The Lover of Horses, a collection of short stories, again shows Carver’s influence. These stories, like Carver’s, depict uninspired, unenlightened people who arrive at sudden moments of inspiration or enlightenment. Gallagher’s epiphanies often deal with a lack of connectedness. “Turpentine” features a couple that move from house to house, fixing up each one only to move on. In “Girls,” two elderly women who had once been close friends meet again, and one of them strives unsuccessfully to make the other remember her. Amplitude, published in 1987, is a selection of poems from earlier volumes, with a small section of new work.
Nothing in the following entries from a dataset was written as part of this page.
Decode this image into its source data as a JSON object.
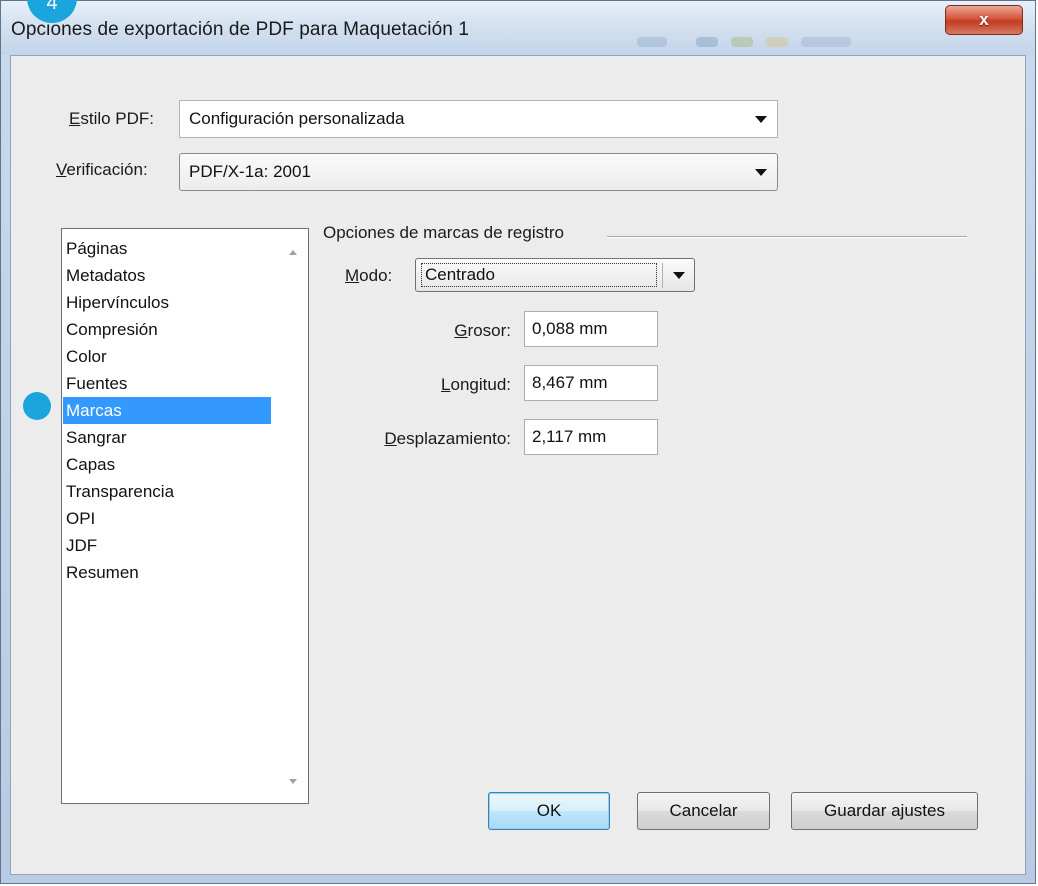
{
  "badge": {
    "number": "4"
  },
  "window": {
    "title": "Opciones de exportación de PDF para Maquetación 1",
    "close_label": "x"
  },
  "header": {
    "style_label": {
      "underlined": "E",
      "rest": "stilo PDF:"
    },
    "style_value": "Configuración personalizada",
    "verification_label": {
      "underlined": "V",
      "rest": "erificación:"
    },
    "verification_value": "PDF/X-1a: 2001"
  },
  "sidebar": {
    "items": [
      "Páginas",
      "Metadatos",
      "Hipervínculos",
      "Compresión",
      "Color",
      "Fuentes",
      "Marcas",
      "Sangrar",
      "Capas",
      "Transparencia",
      "OPI",
      "JDF",
      "Resumen"
    ],
    "selected": "Marcas"
  },
  "panel": {
    "group_title": "Opciones de marcas de registro",
    "mode_label": {
      "underlined": "M",
      "rest": "odo:"
    },
    "mode_value": "Centrado",
    "thickness_label": {
      "underlined": "G",
      "rest": "rosor:"
    },
    "thickness_value": "0,088 mm",
    "length_label": {
      "underlined": "L",
      "rest": "ongitud:"
    },
    "length_value": "8,467 mm",
    "offset_label": {
      "underlined": "D",
      "rest": "esplazamiento:"
    },
    "offset_value": "2,117 mm"
  },
  "buttons": {
    "ok": "OK",
    "cancel": "Cancelar",
    "save": "Guardar ajustes"
  },
  "colors": {
    "selection": "#3399ff",
    "badge": "#1aa5dd",
    "close": "#c23a21"
  }
}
The newly collected poems continue to show Carver’s influence in their use of narrative and preference for unadorned language.
After Carver’s death, there was an interim of four years before Gallagher, in 1992, published another collection of poetry. In Moon Crossing Bridge she dealt with her grief over Carver’s death in such poems as “Red Poppy,” which describes the moment of Carver’s death, and “Spacious Encounter,” which wonders what Carver might have written had his life not been cut short. Her subsequent poetry collections, The Valentine Elegies, Owl Spirit Dwelling, My Black Horse, and Portable Kisses Expanded, have all been well received and show the continuing maturation of her work as a poet. At the Owl Woman Saloon, Gallagher’s second collection of short stories, was also generally well received. Many of the stories are about people coming to terms with death and loss, as Gallagher was doing herself when writing them.